Elizabeth, known as “Lillie,” Buffum Chace Wyman was the seventh child of Samuel and Elizabeth Buffam Chace. The oldest daughter to survive to adulthood, Lillie grew up under the strong Quaker influence of her father and mother. Young Lillie had a passion for literature, undoubtedly encourage by her parents. She read such Abolitionist works as Uncle Tom’s Cabin and William Lloyd Garrison’s newspaper The Liberator.

After the abolition of American slavery, Lillie’s famous mother turned her attention to women’s suffrage. Although her mother was noted for her progressive work in the family’s mill village, providing for adult and child education, her daughter didn’t think these steps went far enough. Growing up in the family home, Lillie lived next to her family’s mill and village.
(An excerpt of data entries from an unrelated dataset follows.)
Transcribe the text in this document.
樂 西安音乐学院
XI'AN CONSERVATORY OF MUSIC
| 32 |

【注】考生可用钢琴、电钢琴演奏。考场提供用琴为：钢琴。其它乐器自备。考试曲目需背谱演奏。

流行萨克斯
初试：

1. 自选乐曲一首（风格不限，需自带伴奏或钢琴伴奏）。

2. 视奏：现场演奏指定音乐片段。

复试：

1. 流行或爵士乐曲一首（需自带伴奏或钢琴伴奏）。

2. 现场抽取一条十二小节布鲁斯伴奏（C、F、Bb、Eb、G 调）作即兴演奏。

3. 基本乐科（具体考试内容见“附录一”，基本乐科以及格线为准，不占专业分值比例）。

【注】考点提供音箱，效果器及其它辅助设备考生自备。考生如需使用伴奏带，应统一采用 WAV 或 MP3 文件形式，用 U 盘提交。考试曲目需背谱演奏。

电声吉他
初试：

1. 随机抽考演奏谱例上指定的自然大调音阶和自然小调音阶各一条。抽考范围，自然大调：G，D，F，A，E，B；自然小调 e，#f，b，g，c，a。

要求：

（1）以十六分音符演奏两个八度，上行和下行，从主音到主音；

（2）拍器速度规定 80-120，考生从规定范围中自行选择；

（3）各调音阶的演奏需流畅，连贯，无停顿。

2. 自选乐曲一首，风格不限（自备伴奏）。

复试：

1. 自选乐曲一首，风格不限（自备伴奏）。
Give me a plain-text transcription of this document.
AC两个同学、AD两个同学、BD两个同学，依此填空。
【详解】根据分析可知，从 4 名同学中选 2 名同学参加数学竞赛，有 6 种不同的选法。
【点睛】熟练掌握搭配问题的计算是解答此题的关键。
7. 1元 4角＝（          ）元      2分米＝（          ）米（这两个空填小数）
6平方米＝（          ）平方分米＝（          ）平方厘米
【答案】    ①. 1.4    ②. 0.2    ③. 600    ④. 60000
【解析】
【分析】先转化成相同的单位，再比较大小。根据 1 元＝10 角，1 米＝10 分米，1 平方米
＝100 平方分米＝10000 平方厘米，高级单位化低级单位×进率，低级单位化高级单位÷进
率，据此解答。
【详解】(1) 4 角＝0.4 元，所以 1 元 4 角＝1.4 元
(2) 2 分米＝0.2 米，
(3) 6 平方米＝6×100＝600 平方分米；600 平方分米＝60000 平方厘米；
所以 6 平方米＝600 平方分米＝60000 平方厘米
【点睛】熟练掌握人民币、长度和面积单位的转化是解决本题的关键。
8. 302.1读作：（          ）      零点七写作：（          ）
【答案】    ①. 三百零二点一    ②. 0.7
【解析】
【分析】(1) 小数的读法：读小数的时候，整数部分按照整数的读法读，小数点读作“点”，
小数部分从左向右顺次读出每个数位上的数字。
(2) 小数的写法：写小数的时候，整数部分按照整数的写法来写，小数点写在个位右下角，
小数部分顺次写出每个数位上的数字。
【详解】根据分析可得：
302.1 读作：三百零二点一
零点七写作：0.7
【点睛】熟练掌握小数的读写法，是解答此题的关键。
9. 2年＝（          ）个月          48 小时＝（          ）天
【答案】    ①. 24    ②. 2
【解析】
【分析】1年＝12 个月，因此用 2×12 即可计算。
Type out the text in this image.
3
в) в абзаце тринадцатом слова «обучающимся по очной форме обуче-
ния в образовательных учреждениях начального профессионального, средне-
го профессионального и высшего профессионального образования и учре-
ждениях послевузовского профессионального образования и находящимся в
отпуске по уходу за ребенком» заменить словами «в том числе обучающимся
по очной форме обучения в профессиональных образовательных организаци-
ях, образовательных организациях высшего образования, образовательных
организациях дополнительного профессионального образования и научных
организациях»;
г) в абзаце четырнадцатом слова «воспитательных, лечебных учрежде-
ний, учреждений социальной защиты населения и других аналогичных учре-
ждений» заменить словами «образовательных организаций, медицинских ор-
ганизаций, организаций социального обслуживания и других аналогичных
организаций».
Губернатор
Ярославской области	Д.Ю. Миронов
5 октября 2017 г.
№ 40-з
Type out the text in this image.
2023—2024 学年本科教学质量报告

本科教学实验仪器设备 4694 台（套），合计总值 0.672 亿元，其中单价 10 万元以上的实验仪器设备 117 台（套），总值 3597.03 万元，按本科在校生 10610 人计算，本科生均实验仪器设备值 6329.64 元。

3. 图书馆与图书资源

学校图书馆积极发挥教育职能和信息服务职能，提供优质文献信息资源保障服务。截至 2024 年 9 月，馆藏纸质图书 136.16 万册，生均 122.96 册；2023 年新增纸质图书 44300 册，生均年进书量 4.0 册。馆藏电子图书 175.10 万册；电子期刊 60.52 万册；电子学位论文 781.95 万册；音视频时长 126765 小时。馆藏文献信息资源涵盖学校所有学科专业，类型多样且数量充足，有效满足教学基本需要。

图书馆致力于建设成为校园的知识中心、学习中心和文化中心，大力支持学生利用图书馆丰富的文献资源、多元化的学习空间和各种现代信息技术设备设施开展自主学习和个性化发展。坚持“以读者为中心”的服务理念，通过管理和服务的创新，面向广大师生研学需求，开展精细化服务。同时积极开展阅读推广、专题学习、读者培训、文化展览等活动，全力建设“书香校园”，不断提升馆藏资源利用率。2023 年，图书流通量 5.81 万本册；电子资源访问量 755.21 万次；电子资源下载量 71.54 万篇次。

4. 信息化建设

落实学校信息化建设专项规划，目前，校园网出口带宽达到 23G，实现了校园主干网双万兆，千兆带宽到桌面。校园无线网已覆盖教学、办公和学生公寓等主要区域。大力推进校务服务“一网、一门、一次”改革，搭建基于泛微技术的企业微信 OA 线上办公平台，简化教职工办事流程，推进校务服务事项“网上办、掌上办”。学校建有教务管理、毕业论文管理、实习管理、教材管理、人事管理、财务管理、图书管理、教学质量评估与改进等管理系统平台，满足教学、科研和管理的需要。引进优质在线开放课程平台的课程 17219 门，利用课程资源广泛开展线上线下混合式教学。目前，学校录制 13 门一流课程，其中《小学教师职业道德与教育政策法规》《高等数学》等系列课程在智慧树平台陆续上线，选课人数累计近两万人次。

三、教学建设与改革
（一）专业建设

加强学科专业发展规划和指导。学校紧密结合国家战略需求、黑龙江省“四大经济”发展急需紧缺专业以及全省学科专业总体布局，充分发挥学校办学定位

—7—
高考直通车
There she became aware of the struggles of the working-class. She especially became concerned for the women and children operatives in her father’s mills.

Lillie became a writer. She published short, fictional stories which demonstrated the sad quality of life endured by mill workers. Many of these mill workers were recent immigrants to the United States – these included French-Canadians, Irish, and English. Her writings in the 1870s seem to have inspired her mother to finally speak out on behalf of working-class women at a conference in Buffalo, New York in 1881.

Lillie’s biggest accomplishment was the publication of Poverty Grass in 1886. This collection of short stories portrayed the harsh reality of mill life for working-class women and children. In one story, “Child of the State,” Lillie warned: “Men and women who labor eleven hours a day in the stifling air of a great factory have limitations to their freedom of will.” Drawing upon her firsthand experience as the daughter of a mill owner living in Valley Falls, the picture Lillie painted was bleak.

In another story, “Luke Gardner’s Love,” Lillie implicitly attacked her parent’s indifference to the struggles of their workers. While focusing on the slaves of the American South, Lillie feared the workers in her parent’s mill were well on their way to becoming chattel slaves themselves.

She admitted that if she did have a purpose or a motive for her writing, “it has been that I might help ever so slightly to make the fortunate ones of this world know the less happy ones well enough to sympathize with them.” Much like her idol Harriet Beecher Stowe, the author of Uncle Tom’s Cabin, Lillie hoped to make the plight of the worker known to her middle and upper class patrons who either were ignorant or turned a blind eye.